The next offering of the Vernon Film Society, Tamara Drewe, is based on a graphic novel written by Posy Simmonds, which was serialized in Britain’s Guardian newspaper.
It in turn was inspired by the classic novel Far From the Madding Crowd by Thomas Hardy.
Readers will recall Hardy’s novels took place in a fictionalized Dorset in Southern England. The movie takes full advantage of the same glorious countryside as it follows the story of Tamara (Gemma Arterton) on her return to her native village.

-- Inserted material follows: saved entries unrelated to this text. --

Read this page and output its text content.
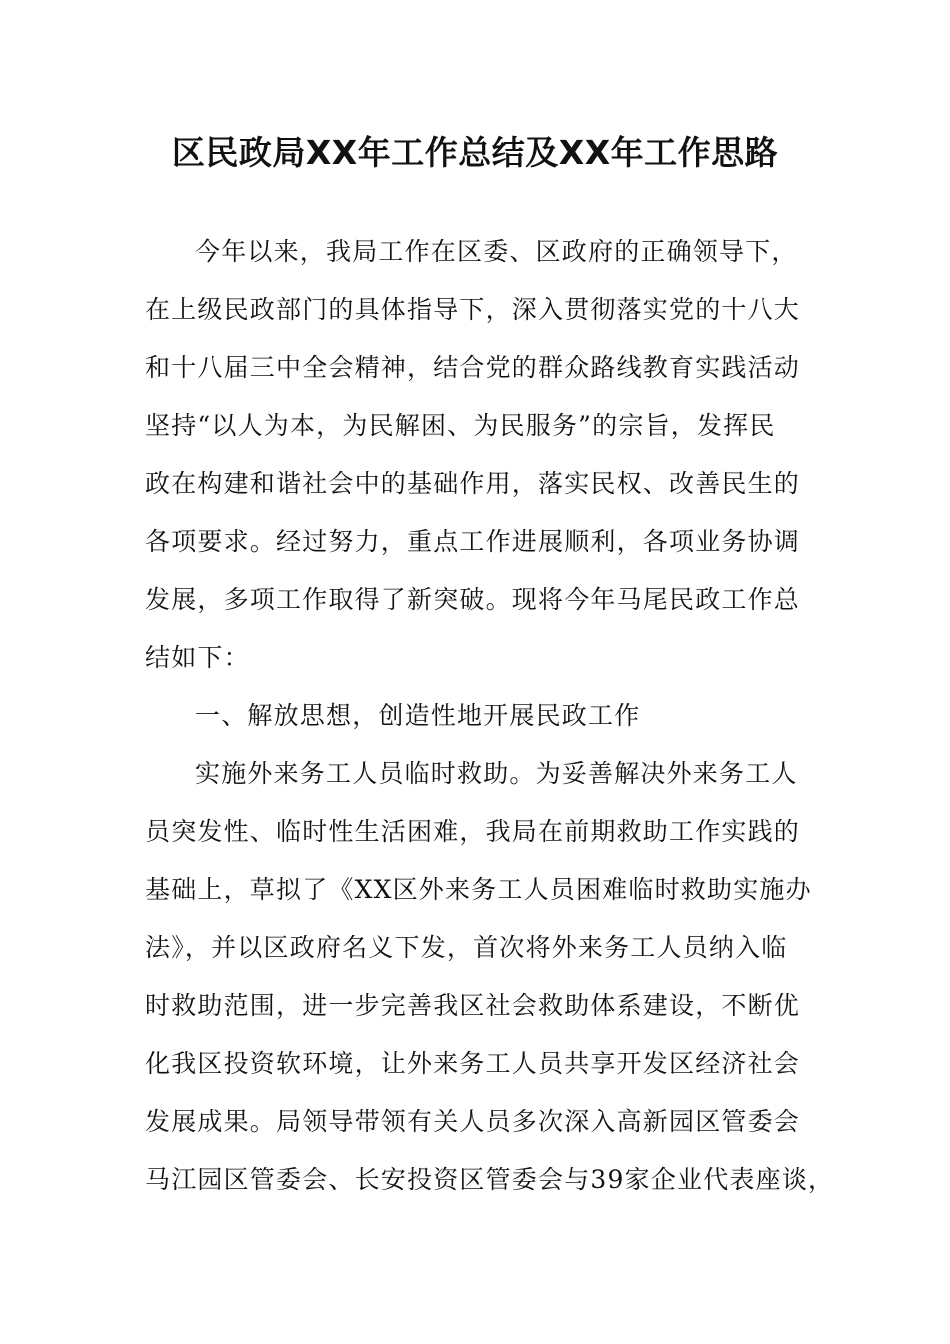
区民政局XX年工作总结及XX年工作思路
今年以来，我局工作在区委、区政府的正确领导下，
在上级民政部门的具体指导下，深入贯彻落实党的十八大
和十八届三中全会精神，结合党的群众路线教育实践活动
坚持“以人为本，为民解困、为民服务”的宗旨，发挥民
政在构建和谐社会中的基础作用，落实民权、改善民生的
各项要求。经过努力，重点工作进展顺利，各项业务协调
发展，多项工作取得了新突破。现将今年马尾民政工作总
结如下：
一、解放思想，创造性地开展民政工作
实施外来务工人员临时救助。为妥善解决外来务工人
员突发性、临时性生活困难，我局在前期救助工作实践的
基础上，草拟了《XX区外来务工人员困难临时救助实施办
法》，并以区政府名义下发，首次将外来务工人员纳入临
时救助范围，进一步完善我区社会救助体系建设，不断优
化我区投资软环境，让外来务工人员共享开发区经济社会
发展成果。局领导带领有关人员多次深入高新园区管委会
马江园区管委会、长安投资区管委会与39家企业代表座谈，
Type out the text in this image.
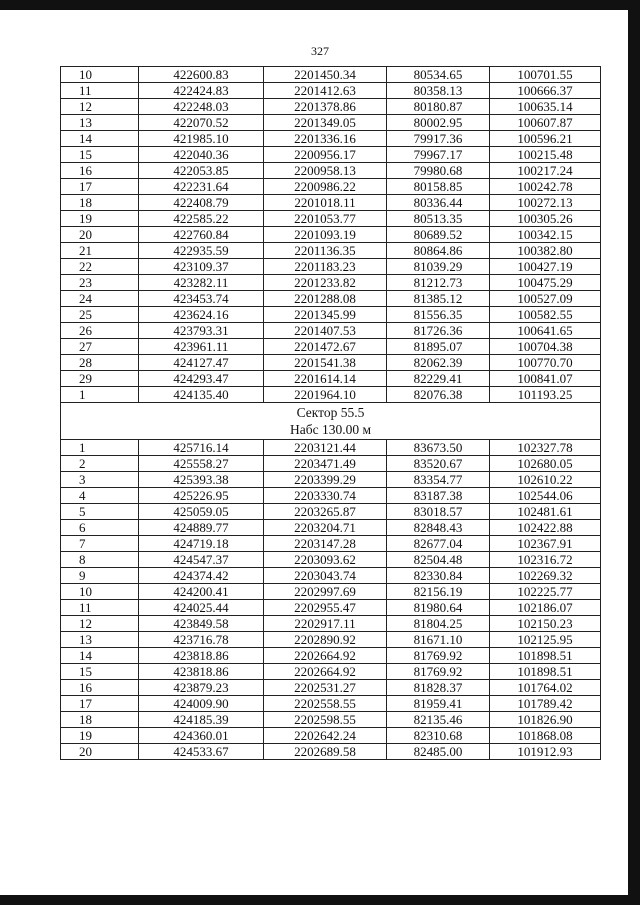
327
10	422600.83	2201450.34	80534.65	100701.55
11	422424.83	2201412.63	80358.13	100666.37
12	422248.03	2201378.86	80180.87	100635.14
13	422070.52	2201349.05	80002.95	100607.87
14	421985.10	2201336.16	79917.36	100596.21
15	422040.36	2200956.17	79967.17	100215.48
16	422053.85	2200958.13	79980.68	100217.24
17	422231.64	2200986.22	80158.85	100242.78
18	422408.79	2201018.11	80336.44	100272.13
19	422585.22	2201053.77	80513.35	100305.26
20	422760.84	2201093.19	80689.52	100342.15
21	422935.59	2201136.35	80864.86	100382.80
22	423109.37	2201183.23	81039.29	100427.19
23	423282.11	2201233.82	81212.73	100475.29
24	423453.74	2201288.08	81385.12	100527.09
25	423624.16	2201345.99	81556.35	100582.55
26	423793.31	2201407.53	81726.36	100641.65
27	423961.11	2201472.67	81895.07	100704.38
28	424127.47	2201541.38	82062.39	100770.70
29	424293.47	2201614.14	82229.41	100841.07
1	424135.40	2201964.10	82076.38	101193.25

Сектор 55.5
Набс 130.00 м				

1	425716.14	2203121.44	83673.50	102327.78
2	425558.27	2203471.49	83520.67	102680.05
3	425393.38	2203399.29	83354.77	102610.22
4	425226.95	2203330.74	83187.38	102544.06
5	425059.05	2203265.87	83018.57	102481.61
6	424889.77	2203204.71	82848.43	102422.88
7	424719.18	2203147.28	82677.04	102367.91
8	424547.37	2203093.62	82504.48	102316.72
9	424374.42	2203043.74	82330.84	102269.32
10	424200.41	2202997.69	82156.19	102225.77
11	424025.44	2202955.47	81980.64	102186.07
12	423849.58	2202917.11	81804.25	102150.23
13	423716.78	2202890.92	81671.10	102125.95
14	423818.86	2202664.92	81769.92	101898.51
15	423818.86	2202664.92	81769.92	101898.51
16	423879.23	2202531.27	81828.37	101764.02
17	424009.90	2202558.55	81959.41	101789.42
18	424185.39	2202598.55	82135.46	101826.90
19	424360.01	2202642.24	82310.68	101868.08
20	424533.67	2202689.58	82485.00	101912.93
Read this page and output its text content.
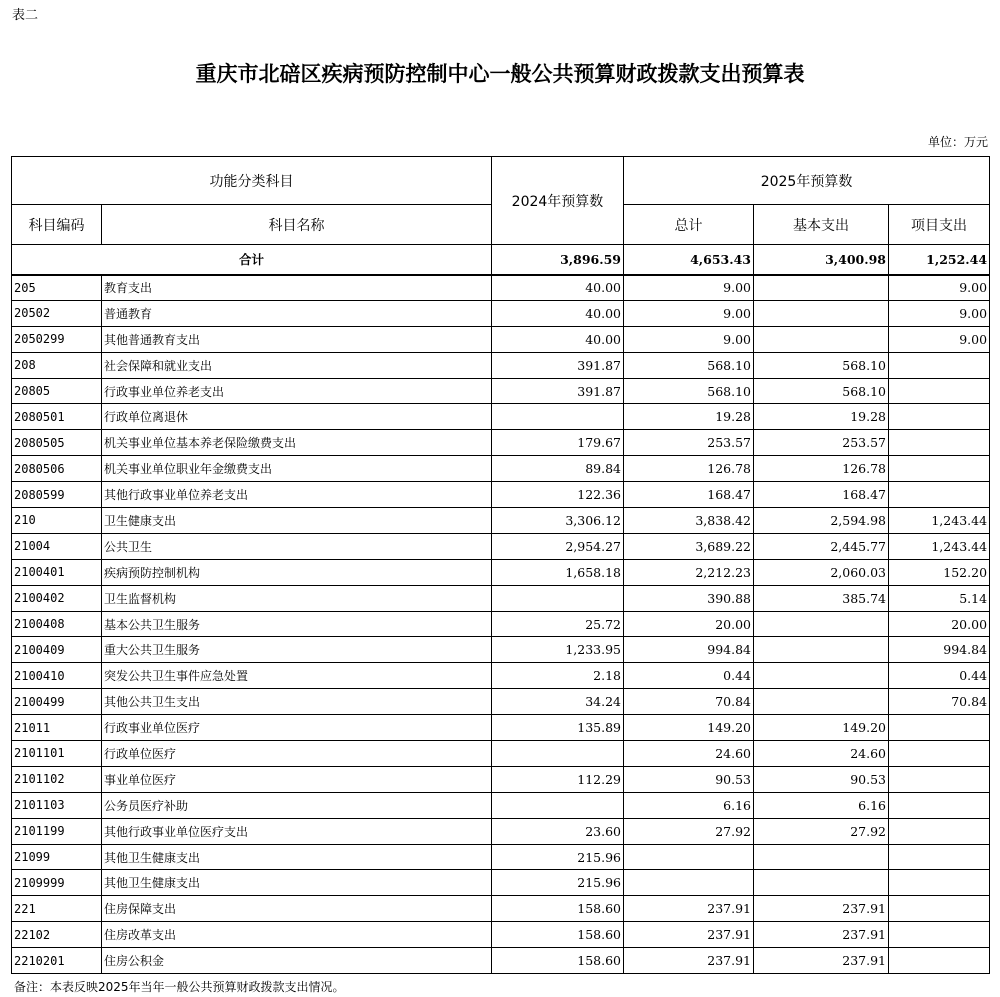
表二
重庆市北碚区疾病预防控制中心一般公共预算财政拨款支出预算表
单位：万元
功能分类科目		2024年预算数	2025年预算数		
科目编码	科目名称		总计	基本支出	项目支出
合计		3,896.59	4,653.43	3,400.98	1,252.44
205	教育支出	40.00	9.00		9.00
20502	普通教育	40.00	9.00		9.00
2050299	其他普通教育支出	40.00	9.00		9.00
208	社会保障和就业支出	391.87	568.10	568.10	
20805	行政事业单位养老支出	391.87	568.10	568.10	
2080501	行政单位离退休		19.28	19.28	
2080505	机关事业单位基本养老保险缴费支出	179.67	253.57	253.57	
2080506	机关事业单位职业年金缴费支出	89.84	126.78	126.78	
2080599	其他行政事业单位养老支出	122.36	168.47	168.47	
210	卫生健康支出	3,306.12	3,838.42	2,594.98	1,243.44
21004	公共卫生	2,954.27	3,689.22	2,445.77	1,243.44
2100401	疾病预防控制机构	1,658.18	2,212.23	2,060.03	152.20
2100402	卫生监督机构		390.88	385.74	5.14
2100408	基本公共卫生服务	25.72	20.00		20.00
2100409	重大公共卫生服务	1,233.95	994.84		994.84
2100410	突发公共卫生事件应急处置	2.18	0.44		0.44
2100499	其他公共卫生支出	34.24	70.84		70.84
21011	行政事业单位医疗	135.89	149.20	149.20	
2101101	行政单位医疗		24.60	24.60	
2101102	事业单位医疗	112.29	90.53	90.53	
2101103	公务员医疗补助		6.16	6.16	
2101199	其他行政事业单位医疗支出	23.60	27.92	27.92	
21099	其他卫生健康支出	215.96			
2109999	其他卫生健康支出	215.96			
221	住房保障支出	158.60	237.91	237.91	
22102	住房改革支出	158.60	237.91	237.91	
2210201	住房公积金	158.60	237.91	237.91	
备注：本表反映2025年当年一般公共预算财政拨款支出情况。
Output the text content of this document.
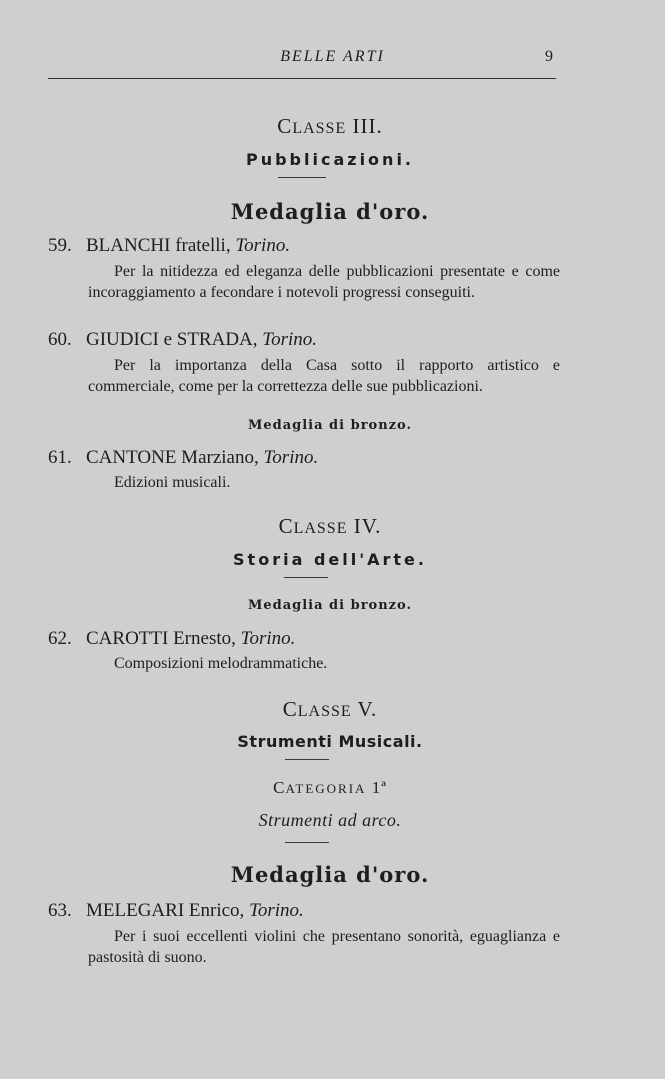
BELLE ARTI	9
CLASSE III.
Pubblicazioni.
Medaglia d'oro.
59. BLANCHI fratelli, Torino.
Per la nitidezza ed eleganza delle pubblicazioni presentate e come incoraggiamento a fecondare i notevoli progressi conseguiti.
60. GIUDICI e STRADA, Torino.
Per la importanza della Casa sotto il rapporto artistico e commerciale, come per la correttezza delle sue pubblicazioni.
Medaglia di bronzo.
61. CANTONE Marziano, Torino.
Edizioni musicali.
CLASSE IV.
Storia dell'Arte.
Medaglia di bronzo.
62. CAROTTI Ernesto, Torino.
Composizioni melodrammatiche.
CLASSE V.
Strumenti Musicali.
CATEGORIA 1ª
Strumenti ad arco.
Medaglia d'oro.
63. MELEGARI Enrico, Torino.
Per i suoi eccellenti violini che presentano sonorità, eguaglianza e pastosità di suono.
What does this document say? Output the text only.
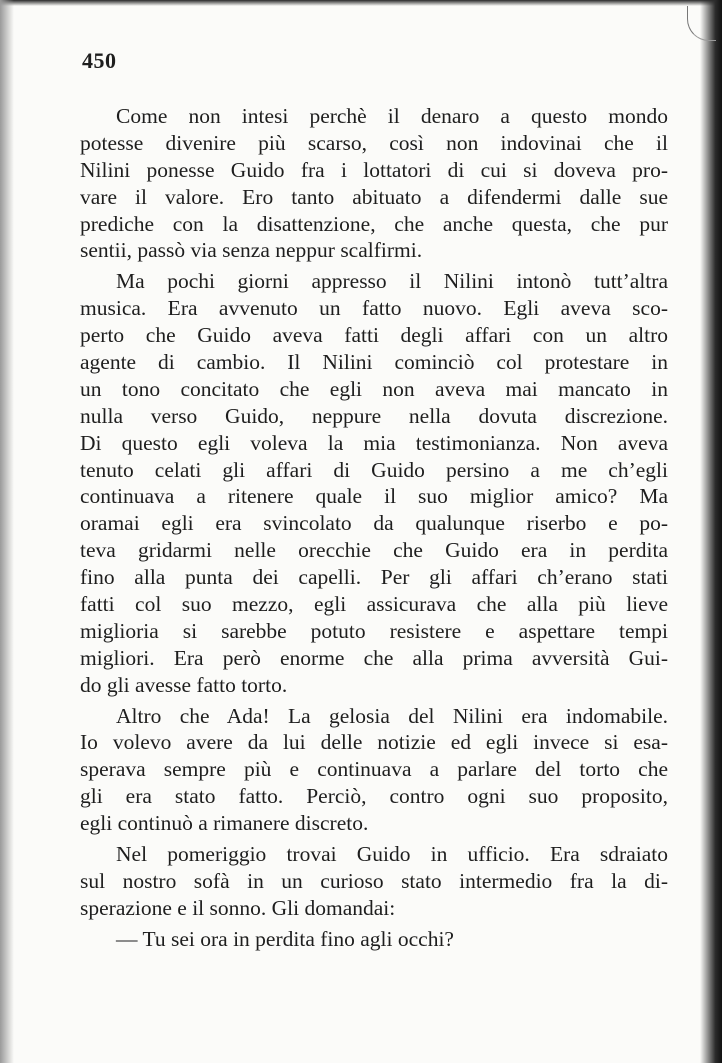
450
Come non intesi perchè il denaro a questo mondo
potesse divenire più scarso, così non indovinai che il
Nilini ponesse Guido fra i lottatori di cui si doveva pro-
vare il valore. Ero tanto abituato a difendermi dalle sue
prediche con la disattenzione, che anche questa, che pur
sentii, passò via senza neppur scalfirmi.
Ma pochi giorni appresso il Nilini intonò tutt’altra
musica. Era avvenuto un fatto nuovo. Egli aveva sco-
perto che Guido aveva fatti degli affari con un altro
agente di cambio. Il Nilini cominciò col protestare in
un tono concitato che egli non aveva mai mancato in
nulla verso Guido, neppure nella dovuta discrezione.
Di questo egli voleva la mia testimonianza. Non aveva
tenuto celati gli affari di Guido persino a me ch’egli
continuava a ritenere quale il suo miglior amico? Ma
oramai egli era svincolato da qualunque riserbo e po-
teva gridarmi nelle orecchie che Guido era in perdita
fino alla punta dei capelli. Per gli affari ch’erano stati
fatti col suo mezzo, egli assicurava che alla più lieve
miglioria si sarebbe potuto resistere e aspettare tempi
migliori. Era però enorme che alla prima avversità Gui-
do gli avesse fatto torto.
Altro che Ada! La gelosia del Nilini era indomabile.
Io volevo avere da lui delle notizie ed egli invece si esa-
sperava sempre più e continuava a parlare del torto che
gli era stato fatto. Perciò, contro ogni suo proposito,
egli continuò a rimanere discreto.
Nel pomeriggio trovai Guido in ufficio. Era sdraiato
sul nostro sofà in un curioso stato intermedio fra la di-
sperazione e il sonno. Gli domandai:
— Tu sei ora in perdita fino agli occhi?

She is there to sell her late mother’s house, a re-made young woman from the village girl she was, having achieved success in London and a nose job. She is now a famous newspaper columnist and her return results in all kinds of mayhem amongst the male population.
The village is the site of a writers’ retreat run by Nicholas (Roger Allum) –– a pompous and serially unfaithful best-selling novelist. Add in boyfriend Ben (Dominic Cooper of Mamma Mia) and old boyfriend Andy Cobb (Luke Evans), now an odd-job man, plus a morose American academic, and the possibilities for fun and games are endless.
A number of reviewers have compared Arterton to a young Catherine Zeta-Jones in Darling Buds of May, another bucolic English comedy.
Two bored young teen girls have a lot to do with the troubles that ensue for everyone in Ewedown, the fictitious village, where they lurk in bus shelters and behind hedges spying on everyone.
Stephen Frears, director of The Queen and Dirty Pretty Things, has given us a welcome break from serious issues so we may enjoy a romantic romp in beautiful English countryside with characters, who though they are foolish and flawed people, are great to spend time with.
Tamara Drewe shows at Vernon’s Towne Cinema Monday at 5:15 and 7:45 p.m. Tickets are $7, and are now available at the Bean Scene and the Towne. The theatre’s box office opens at 4:30 p.m.